The Homeless Pagan and Daily Offerings to the Gods

Many of us, if not most of us, have troubles envisioning what it would be like to be homeless. Not only does the idea conjure up visions of bag ladies and broken-down alcoholic or drug-addicted bums, but people do not like to think of THEMSELVES in the position of not having a stable place to live. In a society which is predominantly Christian, the homeless NON-Christian is at a distinct disadvantage in being able to maintain their religious practices – especially if they follow a non-Abrahamic religion such as Traditional Wicca, Asatru/Heathenry or Hellenismos. I cannot speak for homeless Jews or Muslims in this regard as those religions are well represented enough in our society that there are actually resources specifically available to them in a packet of information I have been given by the homeless shelters I have been having to deal with. Though these shelters CLAIM to be “interfaith”, the faith basis behind them is still solidly Christian in its orientation.

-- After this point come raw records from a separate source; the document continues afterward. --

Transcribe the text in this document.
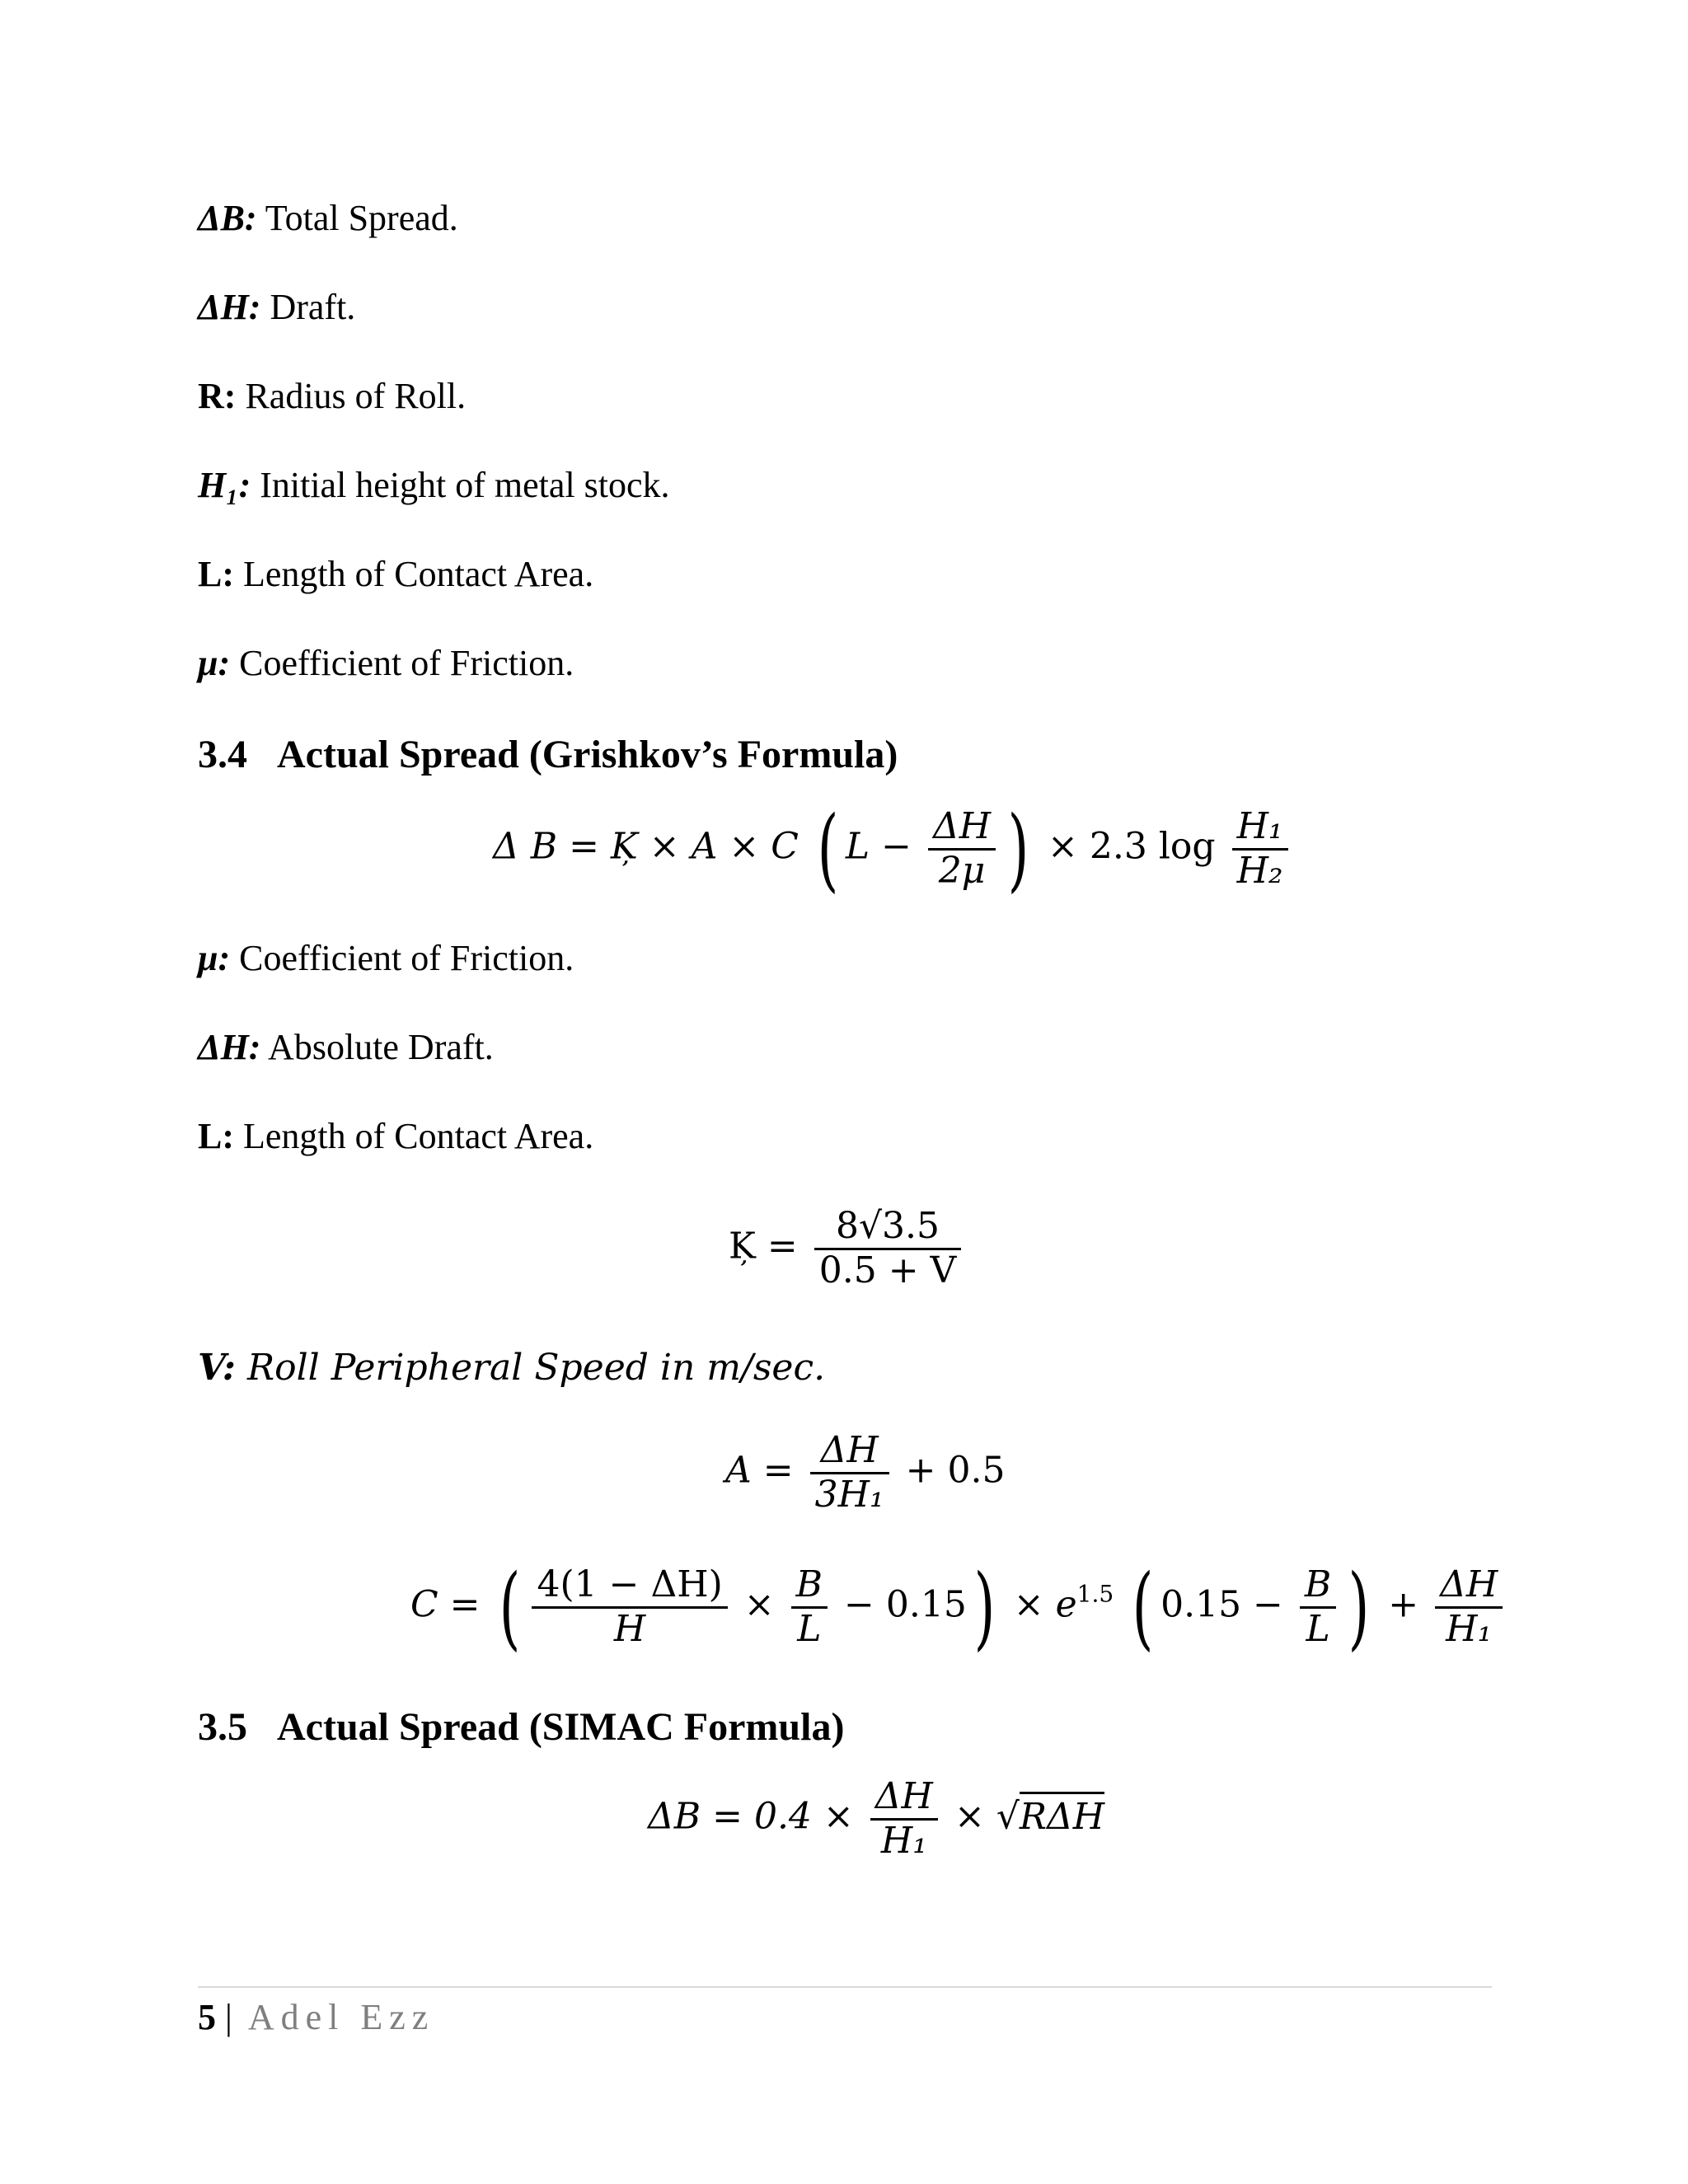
ΔB: Total Spread.
ΔH: Draft.
R: Radius of Roll.
H₁: Initial height of metal stock.
L: Length of Contact Area.
μ: Coefficient of Friction.
3.4 Actual Spread (Grishkov’s Formula)
Δ B = Ķ × A × C ( $L - \frac{\Delta H}{2\mu}$ ) × 2.3 $\log \frac{\text{H₁}}{\text{H₂}}$
μ: Coefficient of Friction.
ΔH: Absolute Draft.
L: Length of Contact Area.
Ķ = $\frac{8√3.5}{0.5 + V}$
V: Roll Peripheral Speed in m/sec.
$A = \frac{\Delta H}{\text{3H₁}} + 0.5$
C = ( $\frac{4(1 - \Delta H)}{H} \times \frac{B}{L} - 0.15) \times e^{1.5}$ ( $0.15 - \frac{B}{L}$ ) + $\frac{\Delta H}{\text{H₁}}$
3.5 Actual Spread (SIMAC Formula)
$\Delta B = 0.4 \times \frac{\Delta H}{\text{H₁}} \times √R\Delta H$
5 | Adel Ezz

Please do not think of this as a diatribe against what social safety nets that DO exist in this era of political haymaking at the expense of the invisible section of the homeless population that do not ‘fit’ the stereotype we have of “the homeless”. It is not. What it IS however, is what little bit of insight on ways that even the homeless Pagan can honor the Gods they worship while living in a shelter situation.

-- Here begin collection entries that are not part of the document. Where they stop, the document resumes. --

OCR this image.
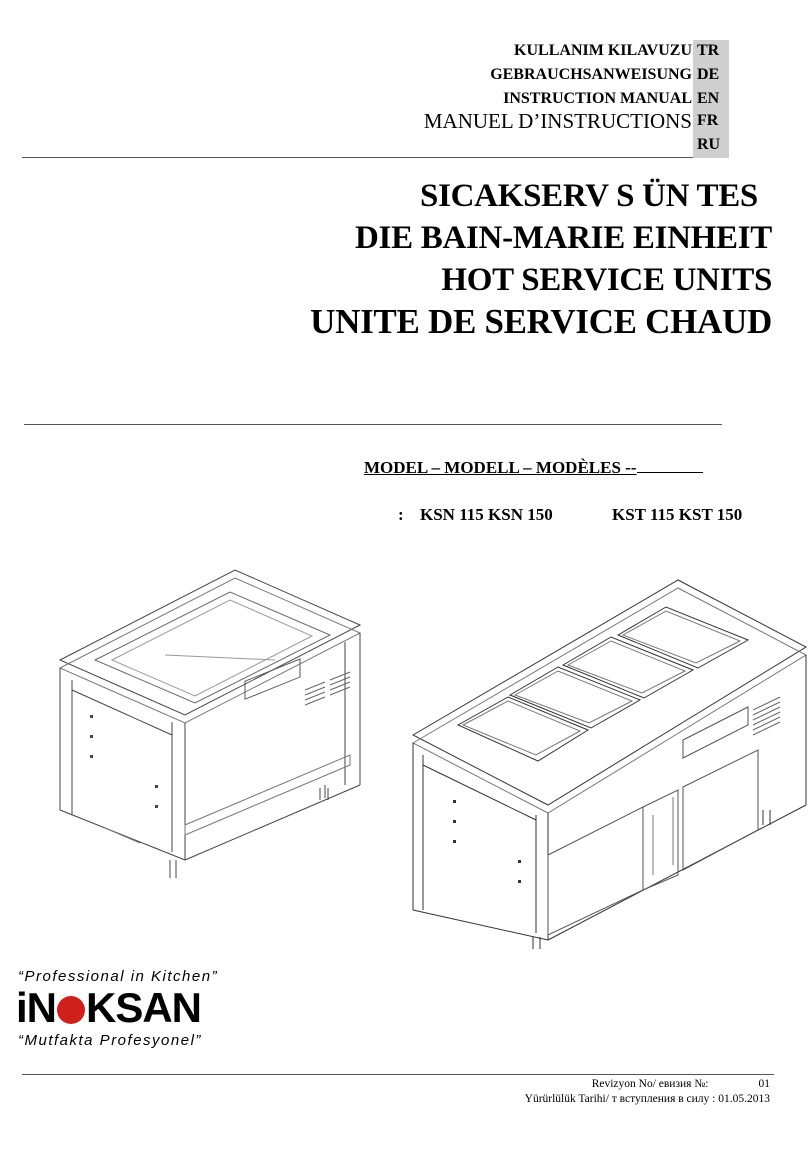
KULLANIM KILAVUZU
GEBRAUCHSANWEISUNG
INSTRUCTION MANUAL
MANUEL D’INSTRUCTIONS
TR
DE
EN
FR
RU
SICAKSERV S ÜN TES
DIE BAIN-MARIE EINHEIT
HOT SERVICE UNITS
UNITE DE SERVICE CHAUD
MODEL – MODELL – MODÈLES --
: KSN 115 KSN 150	KST 115 KST 150
“Professional in Kitchen”
iN KSAN
“Mutfakta Profesyonel”
Revizyon No/ евизия №:	01
Yürürlülük Tarihi/ т вступления в силу : 01.05.2013
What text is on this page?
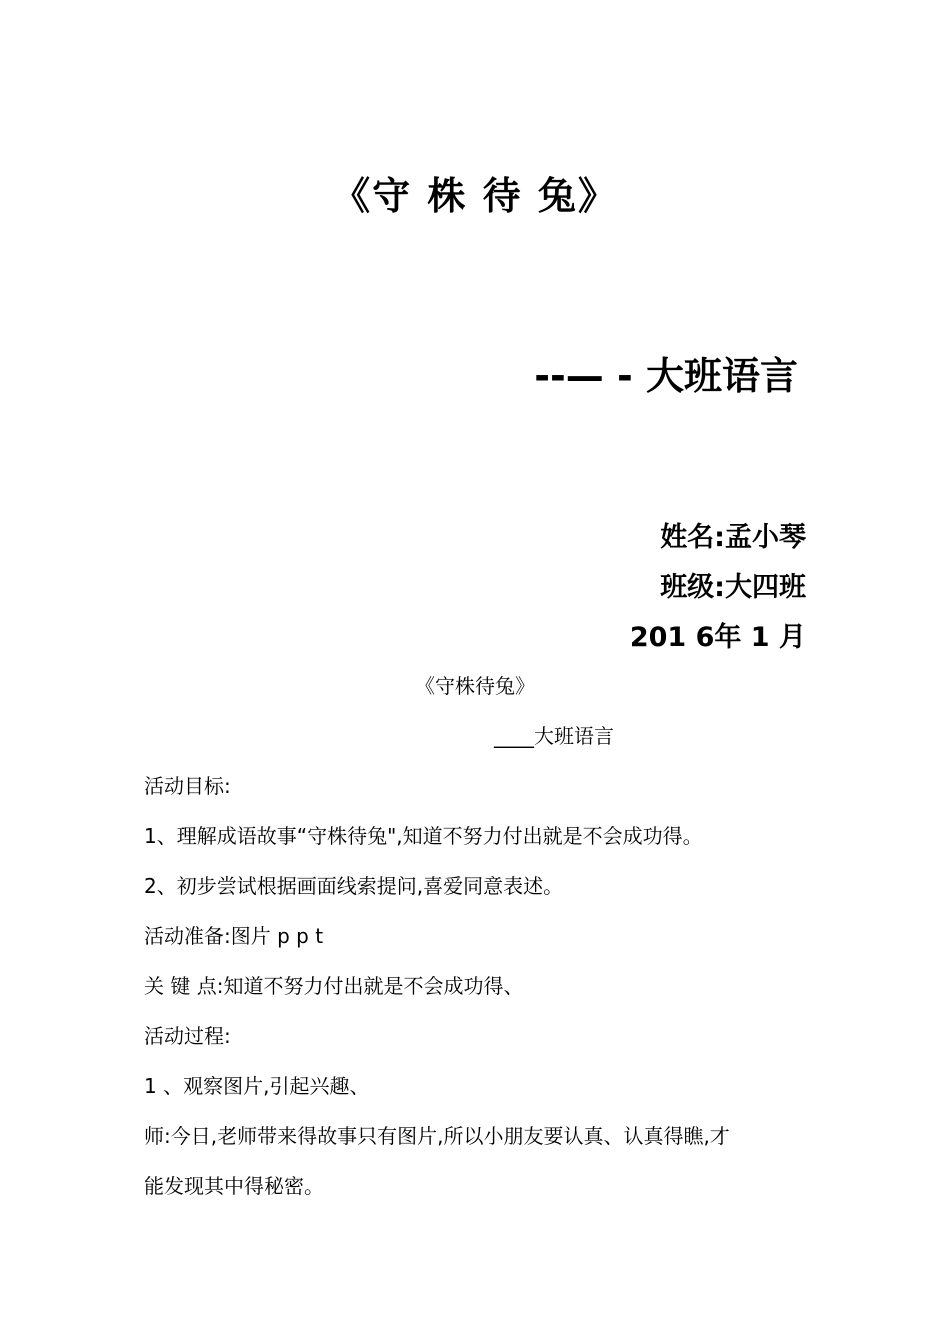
《守 株 待 兔》
--— - 大班语言
姓名:孟小琴
班级:大四班
201 6年 1 月
《守株待兔》
____大班语言
活动目标:
1、理解成语故事“守株待兔",知道不努力付出就是不会成功得。
2、初步尝试根据画面线索提问,喜爱同意表述。
活动准备:图片 p p t
关 键 点:知道不努力付出就是不会成功得、
活动过程:
1 、观察图片,引起兴趣、
师:今日,老师带来得故事只有图片,所以小朋友要认真、认真得瞧,才
能发现其中得秘密。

The first shelter that my family and I were in was actually in some ways harder to adapt to than the second – possibly because after the first, we had already somewhat adapted to what many people would see as a life of hardship.  In its own way, it has been remarkably freeing because it has caused me to have to actually look at how one can do daily “offerings” to the Gods when you can’t have something like candles or incense in the shelter. In my case, it was even more difficult as I had also gotten used to having a daily drink offering to the Gods as part of my worship – a practice that I intend to return to when I do have stable housing again.

No matter how little we have when living in a shelter situation, there are always those who have less than we do. Because of this, the first of my daily offerings is a simple prayer of thankfulness for the blessings I do enjoy.

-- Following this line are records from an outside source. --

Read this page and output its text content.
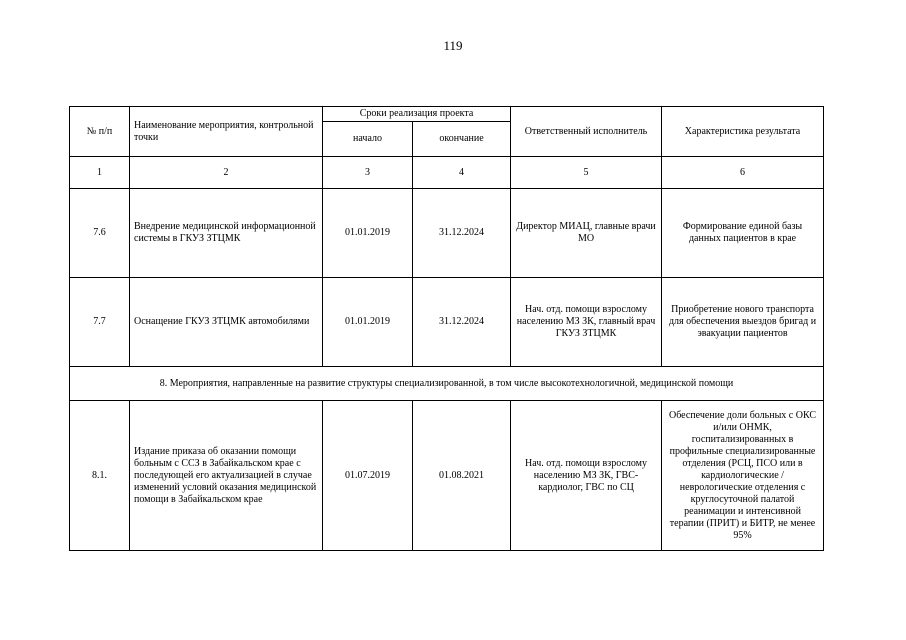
119
№ п/п	Наименование мероприятия, контрольной точки	Сроки реализация проекта		Ответственный исполнитель	Характеристика результата
		начало	окончание		
1	2	3	4	5	6
7.6	Внедрение медицинской информационной системы в ГКУЗ ЗТЦМК	01.01.2019	31.12.2024	Директор МИАЦ, главные врачи МО	Формирование единой базы данных пациентов в крае
7.7	Оснащение ГКУЗ ЗТЦМК автомобилями	01.01.2019	31.12.2024	Нач. отд. помощи взрослому населению МЗ ЗК, главный врач ГКУЗ ЗТЦМК	Приобретение нового транспорта для обеспечения выездов бригад и эвакуации пациентов
8. Мероприятия, направленные на развитие структуры специализированной, в том числе высокотехнологичной, медицинской помощи					
8.1.	Издание приказа об оказании помощи больным с ССЗ в Забайкальском крае с последующей его актуализацией в случае изменений условий оказания медицинской помощи в Забайкальском крае	01.07.2019	01.08.2021	Нач. отд. помощи взрослому населению МЗ ЗК, ГВС-кардиолог, ГВС по СЦ	Обеспечение доли больных с ОКС и/или ОНМК, госпитализированных в профильные специализированные отделения (РСЦ, ПСО или в кардиологические / неврологические отделения с круглосуточной палатой реанимации и интенсивной терапии (ПРИТ) и БИТР, не менее 95%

When I have the physical opportunity to do so, a simple sharing of chips or coffee with someone who has none is a way to remind myself of the community of humanity that I am part of. In some of the ancient stories, acts like this were not symbolically gifts to the Gods, but were actual gifts to Them as they would appear to humanity in disguise. A similar story appears in the Abrahamic texts as well in the account of the three strangers that appeared to Abraham.

Becoming MORE INVOLVED in political activity (time permitting) is another thing that comes to mind as a possibility to me. Why? Simply put, when one sees injustices from the viewpoint of the people who tend to be both the ones blamed for their situation as well as victimized by the institutionalized impressions of the more well off in our society, the urge to work towards change becomes much stronger.

If you have the money available to purchase incense or drink offerings to the Gods from time to time, those gifts are appropriate as well. The one caution I would place on this is to be aware fully of what other uses the money could be put towards and what you would have to do to GET it. When I was somewhat regularly ‘donating’ plasma and getting paid ‘for my time’, I would feel much more comfortable in the purchasing of material offerings than I became after the plasma center deferred me due to a change in the tape they used afterwards which I was allergic to. The money I now had was made less by this and therefore the amount for physical offerings was much lower.

Because of this, and because most shelters don’t allow for physical offerings like candles and incense to begin with (even for Christians), daily meditations on the Gods DOES become an offering that can be done regardless of any other factor.  Our time, if not offered as a rote thing, is probably the most valuable offering that a Homeless Pagan can make. And ultimately, even when I am no longer homeless, this is probably the most valuable lesson to take away.